Langsat trees are mostly propagated from their seeds. The growth of the seedlings is very sluggish during the first year. It is also possible to propagate trees of this species from cuttings taken from green wood, but it needs plenty of patience and care. Sometimes, langsat is also propagated using the air layering method. However, this process is usually done with larger plants wherein large branches are layered. The rate of success of this method is not very high, as most of the layering fail to give rise to new plants.
Young langsat trees are planted at intervals of about 8 meters to 10 meters, depending on the region where they are grown. It is essential to give the young trees a lot of care and attention.

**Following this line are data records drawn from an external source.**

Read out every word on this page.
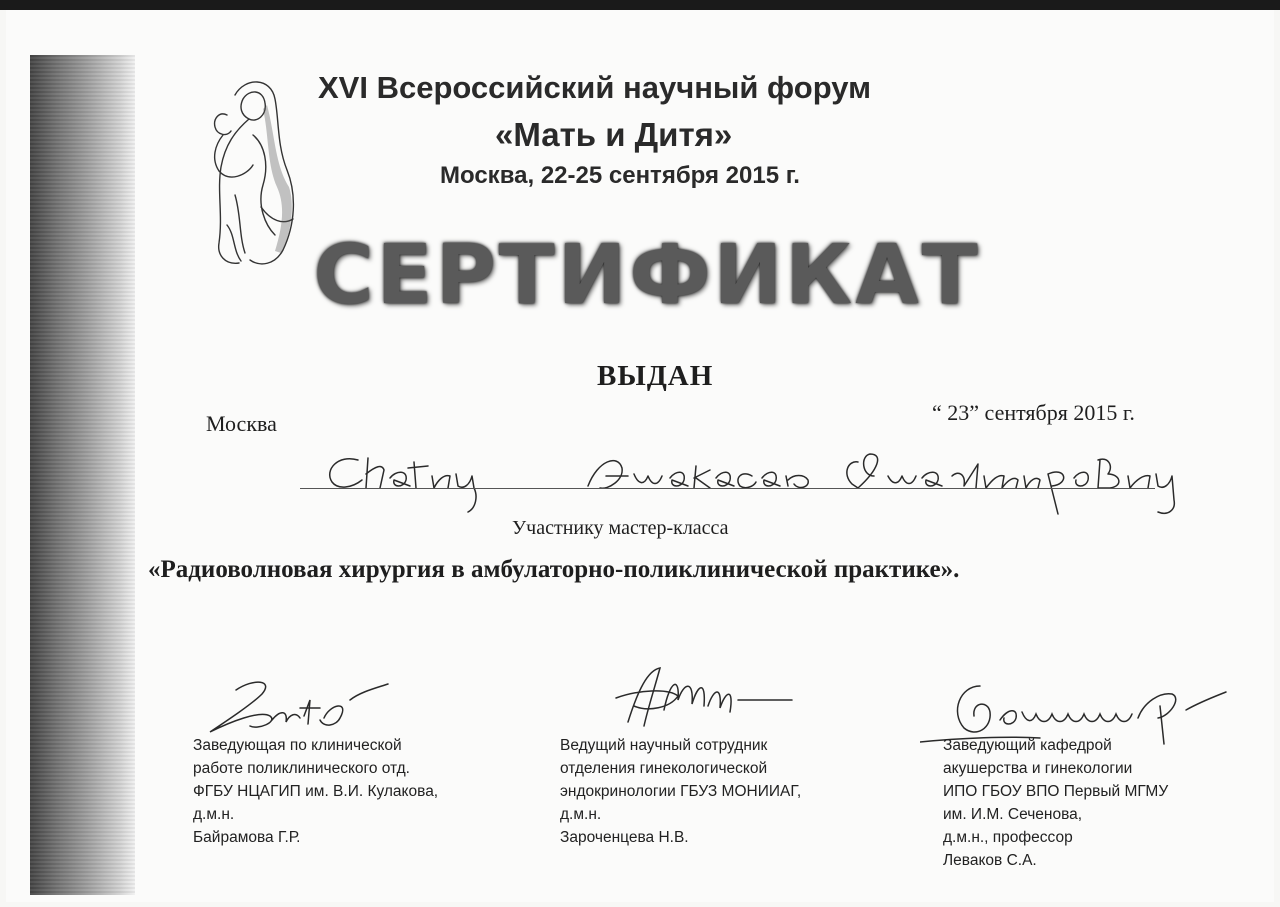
XVI Всероссийский научный форум
«Мать и Дитя»
Москва, 22-25 сентября 2015 г.
СЕРТИФИКАТ
ВЫДАН
Москва	“ 23” сентября 2015 г.
Участнику мастер-класса
«Радиоволновая хирургия в амбулаторно-поликлинической практике».
Заведующая по клинической
работе поликлинического отд.
ФГБУ НЦАГИП им. В.И. Кулакова,
д.м.н.
Байрамова Г.Р.
Ведущий научный сотрудник
отделения гинекологической
эндокринологии ГБУЗ МОНИИАГ,
д.м.н.
Зароченцева Н.В.
Заведующий кафедрой
акушерства и гинекологии
ИПО ГБОУ ВПО Первый МГМУ
им. И.М. Сеченова,
д.м.н., профессор
Леваков С.А.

Chemical analysis of the langsat fruit has revealed that it contains several active chemical compounds, which are beneficial for our overall health. The rind of this fruit yields about 6 percent of lansium acid. This acid is toxic in nature. In addition, the external skin of langsat contains high amounts of tannin. Fruits that have been freshly peeled also yield a resin, a volatile oil and a few reducing acids. It is believed that the resin obtained from the fruit is non-toxic and helps to protect the stomach from the damages caused by alcohol.
The seed of langsat fruit contains two bitter and toxic substances. In addition, it also contains trace amounts of an alkaloid. The fruit’s pulp contains saccharose, sucrose, glucose and fructose. The bark of the langsat (Lansium domesticum) tree is astringent.
Collection and harvesting
In Malaysia, langsat trees usually bear fruits twice every year. The first fruits are borne during the period between June and July, while the second fruiting occurs in December and January. Sometimes, the second fruiting season extends till February. This fruit-bearing tree is also cultivated in India, where the fruits mature from April to September. On the other hand, the fruiting season of the trees is very short in the Philippines. In fact, most fruits disappear from the market within a month of their availability in the Philippines.